Artists’ Relationships To Each Other Explored in New Exhibitions

The relationship of British artists to their counterparts across the English Channel will be explored in the exhibition “Varieties of Romantic Experience: Drawings from the Collection of Charles Ryskamp,” which opens on Thursday, Feb. 4, at the Yale Center for British Art. It will be on view through April 25.

The show includes over 200 works on paper — about half by British artists and the rest from French, German, Danish and Dutch artists — acquired over the course of 50 years by Charles Ryskamp (M.A. ‘51, Ph.D. ‘56), professor emeritus at Princeton University and director emeritus of the Pierpont Morgan Library and the Frick Collection in New York.

“Despite the very different circumstances in which artists across Europe were working and the diverse modes of representation they employed, they shared common concerns and frequently explored similar themes,” note the exhibition organizers, Ryskamp and Matthew Hargraves, assistant curator for collections research at the museum.

The exhibition (and accompanying book) will focus on Romanticism’s exploration of two themes in particular: nature and the imagination. The featured artists will include J.M.W. Turner, Cornelius Varley, William Blake, Henry Fuseli, Caspar David Friedrich, Camille Corot, Eugène Delacroix and Edgar Degas.

Student Guide Exhibition

Also opening on Feb. 4 is “John Flaxman Modeling the Bust of William Hayley,” the first of two displays created by student tour guides at the museum as part of “Art in Focus,” a program that introduces the undergraduates into every aspect of organizing an exhibit.
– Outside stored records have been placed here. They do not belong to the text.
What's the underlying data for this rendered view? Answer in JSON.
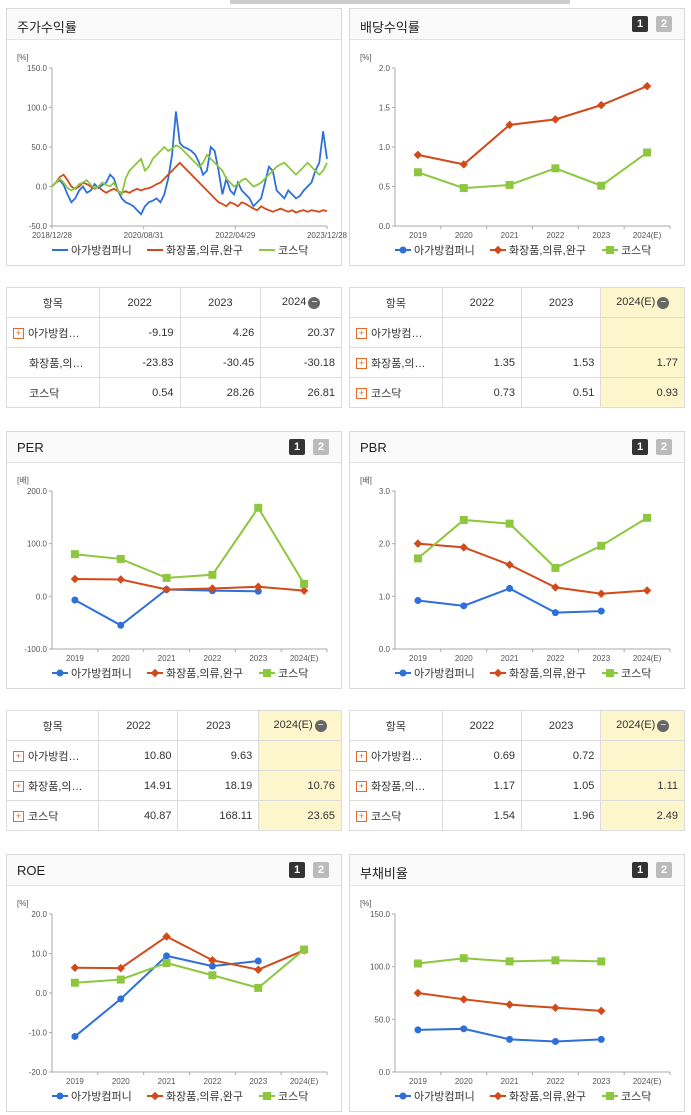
{
  "legend": [
    "아가방컴퍼니",
    "화장품,의류,완구",
    "코스닥"
  ],
  "colors": {
    "s0": "#2e6fd9",
    "s1": "#d24a1a",
    "s2": "#8dc63f"
  },
  "panels": {
    "stock": {
      "title": "주가수익률",
      "unit": "[%]"
    },
    "div": {
      "title": "배당수익률",
      "unit": "[%]"
    },
    "per": {
      "title": "PER",
      "unit": "[배]"
    },
    "pbr": {
      "title": "PBR",
      "unit": "[배]"
    },
    "roe": {
      "title": "ROE",
      "unit": "[%]"
    },
    "debt": {
      "title": "부채비율",
      "unit": "[%]"
    }
  },
  "pager": {
    "one": "1",
    "two": "2"
  },
  "tables": {
    "stock": {
      "headers": [
        "항목",
        "2022",
        "2023",
        "2024"
      ],
      "rows": [
        {
          "name": "아가방컴…",
          "plus": true,
          "values": [
            "-9.19",
            "4.26",
            "20.37"
          ]
        },
        {
          "name": "화장품,의…",
          "plus": false,
          "values": [
            "-23.83",
            "-30.45",
            "-30.18"
          ]
        },
        {
          "name": "코스닥",
          "plus": false,
          "values": [
            "0.54",
            "28.26",
            "26.81"
          ]
        }
      ]
    },
    "div": {
      "headers": [
        "항목",
        "2022",
        "2023",
        "2024(E)"
      ],
      "rows": [
        {
          "name": "아가방컴…",
          "plus": true,
          "values": [
            "",
            "",
            ""
          ]
        },
        {
          "name": "화장품,의…",
          "plus": true,
          "values": [
            "1.35",
            "1.53",
            "1.77"
          ]
        },
        {
          "name": "코스닥",
          "plus": true,
          "values": [
            "0.73",
            "0.51",
            "0.93"
          ]
        }
      ]
    },
    "per": {
      "headers": [
        "항목",
        "2022",
        "2023",
        "2024(E)"
      ],
      "rows": [
        {
          "name": "아가방컴…",
          "plus": true,
          "values": [
            "10.80",
            "9.63",
            ""
          ]
        },
        {
          "name": "화장품,의…",
          "plus": true,
          "values": [
            "14.91",
            "18.19",
            "10.76"
          ]
        },
        {
          "name": "코스닥",
          "plus": true,
          "values": [
            "40.87",
            "168.11",
            "23.65"
          ]
        }
      ]
    },
    "pbr": {
      "headers": [
        "항목",
        "2022",
        "2023",
        "2024(E)"
      ],
      "rows": [
        {
          "name": "아가방컴…",
          "plus": true,
          "values": [
            "0.69",
            "0.72",
            ""
          ]
        },
        {
          "name": "화장품,의…",
          "plus": true,
          "values": [
            "1.17",
            "1.05",
            "1.11"
          ]
        },
        {
          "name": "코스닥",
          "plus": true,
          "values": [
            "1.54",
            "1.96",
            "2.49"
          ]
        }
      ]
    }
  },
  "chart_data": [
    {
      "id": "stock",
      "type": "line",
      "title": "주가수익률",
      "ylabel": "[%]",
      "ylim": [
        -50,
        150
      ],
      "yticks": [
        "150.0",
        "100.0",
        "50.0",
        "0.0",
        "-50.0"
      ],
      "xticks": [
        "2018/12/28",
        "2020/08/31",
        "2022/04/29",
        "2023/12/28"
      ],
      "series": [
        {
          "name": "아가방컴퍼니",
          "values": [
            0,
            5,
            8,
            2,
            -10,
            -20,
            -15,
            -5,
            0,
            -8,
            -5,
            3,
            -2,
            2,
            5,
            15,
            10,
            -5,
            -15,
            -20,
            -22,
            -25,
            -30,
            -35,
            -25,
            -20,
            -18,
            -15,
            -20,
            -10,
            10,
            40,
            95,
            55,
            50,
            48,
            45,
            40,
            30,
            15,
            20,
            50,
            45,
            20,
            -10,
            10,
            -5,
            -10,
            5,
            -5,
            -10,
            -15,
            -25,
            -20,
            -15,
            5,
            25,
            20,
            -5,
            -10,
            -15,
            -5,
            -10,
            -15,
            -12,
            -5,
            0,
            5,
            20,
            30,
            70,
            35
          ]
        },
        {
          "name": "화장품,의류,완구",
          "values": [
            0,
            5,
            12,
            15,
            8,
            0,
            -3,
            0,
            5,
            3,
            0,
            -3,
            0,
            -5,
            -8,
            -5,
            -3,
            -6,
            -8,
            -6,
            -8,
            -5,
            -3,
            -5,
            -3,
            -2,
            0,
            3,
            5,
            10,
            15,
            20,
            25,
            30,
            25,
            20,
            15,
            10,
            5,
            0,
            -5,
            -10,
            -15,
            -20,
            -22,
            -25,
            -20,
            -22,
            -25,
            -20,
            -22,
            -25,
            -28,
            -30,
            -25,
            -28,
            -30,
            -32,
            -30,
            -28,
            -30,
            -32,
            -30,
            -33,
            -31,
            -30,
            -32,
            -30,
            -31,
            -32,
            -30,
            -31
          ]
        },
        {
          "name": "코스닥",
          "values": [
            0,
            5,
            10,
            5,
            -2,
            -5,
            -2,
            3,
            5,
            8,
            2,
            -2,
            0,
            5,
            2,
            0,
            5,
            -5,
            -10,
            10,
            20,
            25,
            30,
            35,
            20,
            25,
            35,
            40,
            45,
            50,
            45,
            48,
            52,
            50,
            45,
            40,
            35,
            30,
            25,
            30,
            40,
            35,
            30,
            25,
            20,
            10,
            5,
            0,
            3,
            8,
            10,
            5,
            0,
            2,
            5,
            10,
            15,
            20,
            25,
            28,
            30,
            25,
            20,
            15,
            20,
            25,
            30,
            25,
            20,
            15,
            20,
            30
          ]
        }
      ]
    },
    {
      "id": "div",
      "type": "line",
      "title": "배당수익률",
      "ylabel": "[%]",
      "ylim": [
        0,
        2
      ],
      "yticks": [
        "2.0",
        "1.5",
        "1.0",
        "0.5",
        "0.0"
      ],
      "categories": [
        "2019",
        "2020",
        "2021",
        "2022",
        "2023",
        "2024(E)"
      ],
      "series": [
        {
          "name": "아가방컴퍼니",
          "values": [
            null,
            null,
            null,
            null,
            null,
            null
          ]
        },
        {
          "name": "화장품,의류,완구",
          "values": [
            0.9,
            0.78,
            1.28,
            1.35,
            1.53,
            1.77
          ]
        },
        {
          "name": "코스닥",
          "values": [
            0.68,
            0.48,
            0.52,
            0.73,
            0.51,
            0.93
          ]
        }
      ]
    },
    {
      "id": "per",
      "type": "line",
      "title": "PER",
      "ylabel": "[배]",
      "ylim": [
        -100,
        200
      ],
      "yticks": [
        "200.0",
        "100.0",
        "0.0",
        "-100.0"
      ],
      "categories": [
        "2019",
        "2020",
        "2021",
        "2022",
        "2023",
        "2024(E)"
      ],
      "series": [
        {
          "name": "아가방컴퍼니",
          "values": [
            -7,
            -55,
            13,
            10.8,
            9.63,
            null
          ]
        },
        {
          "name": "화장품,의류,완구",
          "values": [
            33,
            32,
            13,
            14.91,
            18.19,
            10.76
          ]
        },
        {
          "name": "코스닥",
          "values": [
            80,
            71,
            35,
            40.87,
            168.11,
            23.65
          ]
        }
      ]
    },
    {
      "id": "pbr",
      "type": "line",
      "title": "PBR",
      "ylabel": "[배]",
      "ylim": [
        0,
        3
      ],
      "yticks": [
        "3.0",
        "2.0",
        "1.0",
        "0.0"
      ],
      "categories": [
        "2019",
        "2020",
        "2021",
        "2022",
        "2023",
        "2024(E)"
      ],
      "series": [
        {
          "name": "아가방컴퍼니",
          "values": [
            0.92,
            0.82,
            1.15,
            0.69,
            0.72,
            null
          ]
        },
        {
          "name": "화장품,의류,완구",
          "values": [
            2.0,
            1.93,
            1.6,
            1.17,
            1.05,
            1.11
          ]
        },
        {
          "name": "코스닥",
          "values": [
            1.72,
            2.45,
            2.38,
            1.54,
            1.96,
            2.49
          ]
        }
      ]
    },
    {
      "id": "roe",
      "type": "line",
      "title": "ROE",
      "ylabel": "[%]",
      "ylim": [
        -20,
        20
      ],
      "yticks": [
        "20.0",
        "10.0",
        "0.0",
        "-10.0",
        "-20.0"
      ],
      "categories": [
        "2019",
        "2020",
        "2021",
        "2022",
        "2023",
        "2024(E)"
      ],
      "series": [
        {
          "name": "아가방컴퍼니",
          "values": [
            -11,
            -1.5,
            9.4,
            6.8,
            8.1,
            null
          ]
        },
        {
          "name": "화장품,의류,완구",
          "values": [
            6.4,
            6.3,
            14.3,
            8.3,
            5.9,
            10.8
          ]
        },
        {
          "name": "코스닥",
          "values": [
            2.6,
            3.4,
            7.6,
            4.5,
            1.3,
            11.0
          ]
        }
      ]
    },
    {
      "id": "debt",
      "type": "line",
      "title": "부채비율",
      "ylabel": "[%]",
      "ylim": [
        0,
        150
      ],
      "yticks": [
        "150.0",
        "100.0",
        "50.0",
        "0.0"
      ],
      "categories": [
        "2019",
        "2020",
        "2021",
        "2022",
        "2023",
        "2024(E)"
      ],
      "series": [
        {
          "name": "아가방컴퍼니",
          "values": [
            40,
            41,
            31,
            29,
            31,
            null
          ]
        },
        {
          "name": "화장품,의류,완구",
          "values": [
            75,
            69,
            64,
            61,
            58,
            null
          ]
        },
        {
          "name": "코스닥",
          "values": [
            103,
            108,
            105,
            106,
            105,
            null
          ]
        }
      ]
    }
  ]
}
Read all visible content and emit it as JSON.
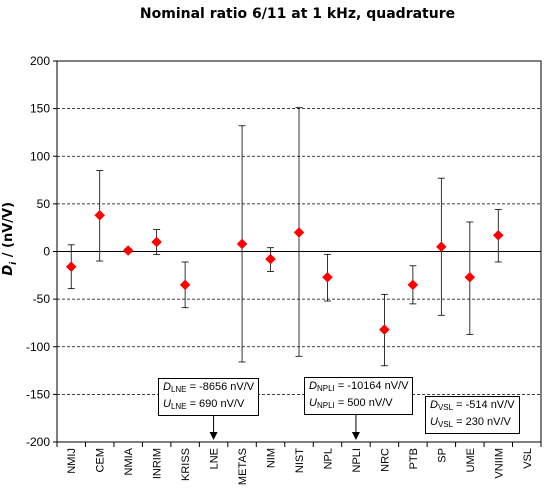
{
  "chart_data": {
    "type": "scatter",
    "title": "Nominal ratio 6/11 at 1 kHz, quadrature",
    "ylabel_symbol": "D",
    "ylabel_sub": "i",
    "ylabel_rest": "/ (nV/V)",
    "ylim": [
      -200,
      200
    ],
    "yticks": [
      200,
      150,
      100,
      50,
      0,
      -50,
      -100,
      -150,
      -200
    ],
    "grid": "horizontal dashed",
    "marker_color": "#ff0000",
    "categories": [
      "NMIJ",
      "CEM",
      "NMIA",
      "INRIM",
      "KRISS",
      "LNE",
      "METAS",
      "NIM",
      "NIST",
      "NPL",
      "NPLI",
      "NRC",
      "PTB",
      "SP",
      "UME",
      "VNIIM",
      "VSL"
    ],
    "points": [
      {
        "x": "NMIJ",
        "y": -16,
        "lo": -39,
        "hi": 7
      },
      {
        "x": "CEM",
        "y": 38,
        "lo": -10,
        "hi": 85
      },
      {
        "x": "NMIA",
        "y": 1,
        "lo": -1,
        "hi": 3
      },
      {
        "x": "INRIM",
        "y": 10,
        "lo": -3,
        "hi": 23
      },
      {
        "x": "KRISS",
        "y": -35,
        "lo": -59,
        "hi": -11
      },
      {
        "x": "METAS",
        "y": 8,
        "lo": -116,
        "hi": 132
      },
      {
        "x": "NIM",
        "y": -8,
        "lo": -21,
        "hi": 4
      },
      {
        "x": "NIST",
        "y": 20,
        "lo": -110,
        "hi": 151
      },
      {
        "x": "NPL",
        "y": -27,
        "lo": -52,
        "hi": -3
      },
      {
        "x": "NRC",
        "y": -82,
        "lo": -120,
        "hi": -45
      },
      {
        "x": "PTB",
        "y": -35,
        "lo": -55,
        "hi": -15
      },
      {
        "x": "SP",
        "y": 5,
        "lo": -67,
        "hi": 77
      },
      {
        "x": "UME",
        "y": -27,
        "lo": -87,
        "hi": 31
      },
      {
        "x": "VNIIM",
        "y": 17,
        "lo": -11,
        "hi": 44
      }
    ],
    "annotations": [
      {
        "lab": "LNE",
        "d_label": "D",
        "d_sub": "LNE",
        "d_value": "= -8656 nV/V",
        "u_label": "U",
        "u_sub": "LNE",
        "u_value": "= 690 nV/V",
        "arrow": "down"
      },
      {
        "lab": "NPLI",
        "d_label": "D",
        "d_sub": "NPLI",
        "d_value": "= -10164 nV/V",
        "u_label": "U",
        "u_sub": "NPLI",
        "u_value": "= 500 nV/V",
        "arrow": "down"
      },
      {
        "lab": "VSL",
        "d_label": "D",
        "d_sub": "VSL",
        "d_value": "= -514 nV/V",
        "u_label": "U",
        "u_sub": "VSL",
        "u_value": "= 230 nV/V",
        "arrow": "none"
      }
    ]
  }
}
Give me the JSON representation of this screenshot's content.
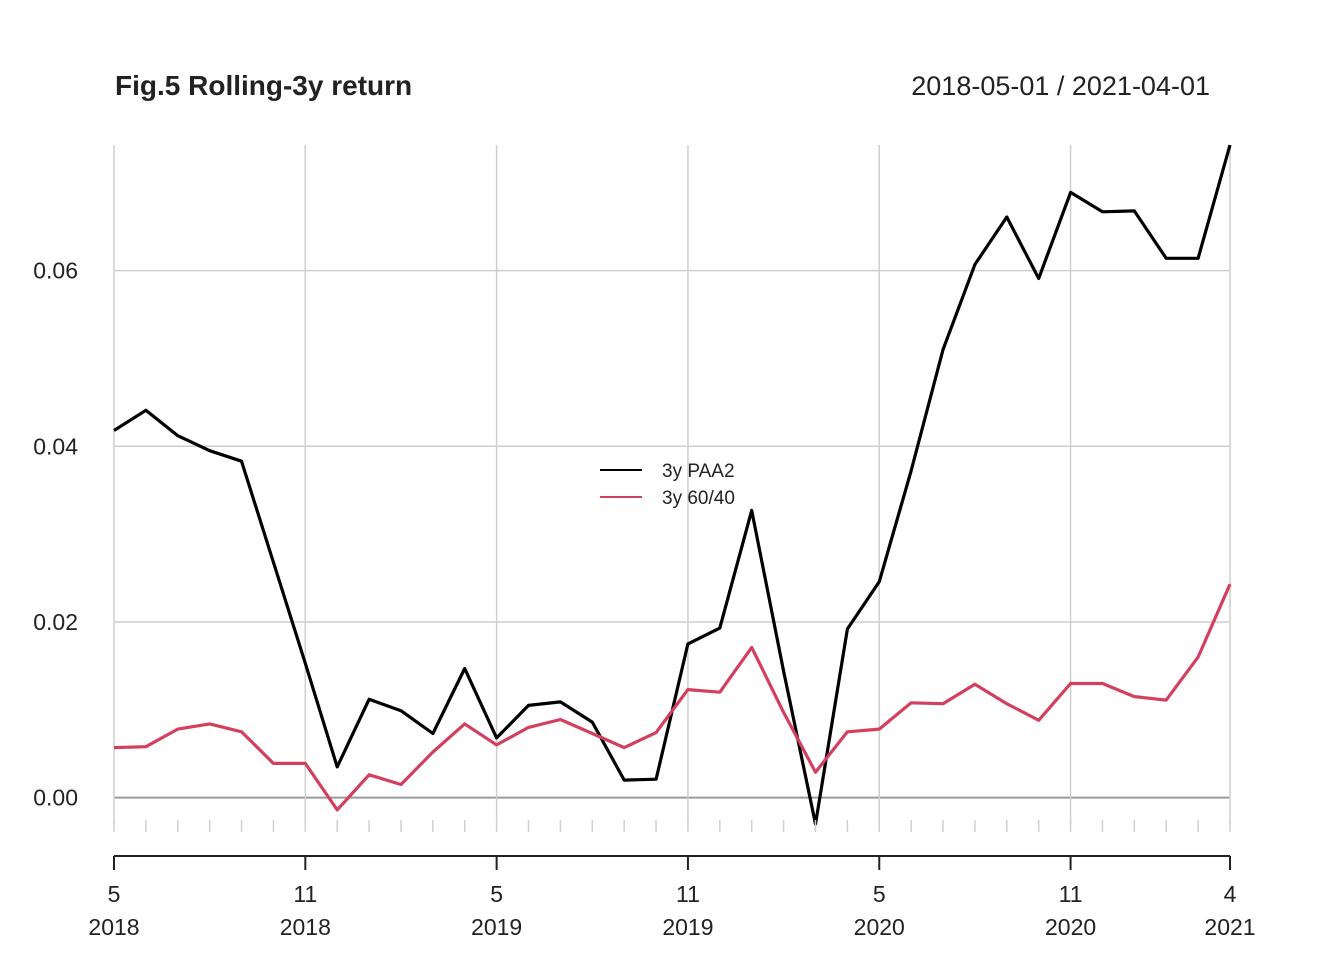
{
  "chart_data": {
    "type": "line",
    "title": "Fig.5 Rolling-3y return",
    "date_range": "2018-05-01 / 2021-04-01",
    "x": [
      "2018-05",
      "2018-06",
      "2018-07",
      "2018-08",
      "2018-09",
      "2018-10",
      "2018-11",
      "2018-12",
      "2019-01",
      "2019-02",
      "2019-03",
      "2019-04",
      "2019-05",
      "2019-06",
      "2019-07",
      "2019-08",
      "2019-09",
      "2019-10",
      "2019-11",
      "2019-12",
      "2020-01",
      "2020-02",
      "2020-03",
      "2020-04",
      "2020-05",
      "2020-06",
      "2020-07",
      "2020-08",
      "2020-09",
      "2020-10",
      "2020-11",
      "2020-12",
      "2021-01",
      "2021-02",
      "2021-03",
      "2021-04"
    ],
    "series": [
      {
        "name": "3y PAA2",
        "color": "#000000",
        "values": [
          0.0418,
          0.0441,
          0.0412,
          0.0395,
          0.0383,
          0.0268,
          0.0153,
          0.0035,
          0.0112,
          0.0099,
          0.0073,
          0.0147,
          0.0068,
          0.0105,
          0.0109,
          0.0086,
          0.002,
          0.0021,
          0.0175,
          0.0193,
          0.0327,
          0.0144,
          -0.003,
          0.0192,
          0.0246,
          0.0372,
          0.051,
          0.0607,
          0.0661,
          0.0591,
          0.0689,
          0.0667,
          0.0668,
          0.0614,
          0.0614,
          0.0743
        ]
      },
      {
        "name": "3y 60/40",
        "color": "#d23f5f",
        "values": [
          0.0057,
          0.0058,
          0.0078,
          0.0084,
          0.0075,
          0.0039,
          0.0039,
          -0.0014,
          0.0026,
          0.0015,
          0.0052,
          0.0084,
          0.006,
          0.008,
          0.0089,
          0.0073,
          0.0057,
          0.0074,
          0.0123,
          0.012,
          0.0171,
          0.0097,
          0.0029,
          0.0075,
          0.0078,
          0.0108,
          0.0107,
          0.0129,
          0.0107,
          0.0088,
          0.013,
          0.013,
          0.0115,
          0.0111,
          0.016,
          0.0243
        ]
      }
    ],
    "y_ticks": [
      "0.00",
      "0.02",
      "0.04",
      "0.06"
    ],
    "y_tick_values": [
      0,
      0.02,
      0.04,
      0.06
    ],
    "ylim": [
      -0.003,
      0.0743
    ],
    "x_ticks": [
      {
        "month": "5",
        "year": "2018",
        "index": 0
      },
      {
        "month": "11",
        "year": "2018",
        "index": 6
      },
      {
        "month": "5",
        "year": "2019",
        "index": 12
      },
      {
        "month": "11",
        "year": "2019",
        "index": 18
      },
      {
        "month": "5",
        "year": "2020",
        "index": 24
      },
      {
        "month": "11",
        "year": "2020",
        "index": 30
      },
      {
        "month": "4",
        "year": "2021",
        "index": 35
      }
    ],
    "grid": true,
    "legend_position": "center"
  }
}
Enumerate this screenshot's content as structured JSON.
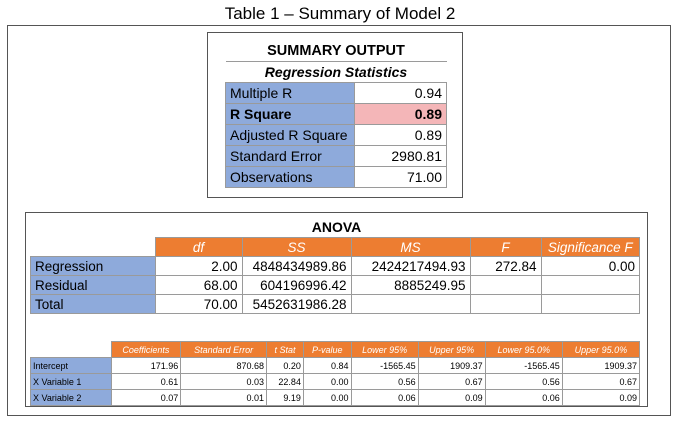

The portrait at the center of the exhibition, which continues through May 20, was created by George Romney in 1795. It depicts John Flaxman sculpting a bust of the poet William Hayley with assistance from Thomas Alphonso Hayley, Flaxman’s apprentice and Haley’s son. The exhibition uses the painting as a jumping-off point to explore the four artists’ relationships to their media and to each other.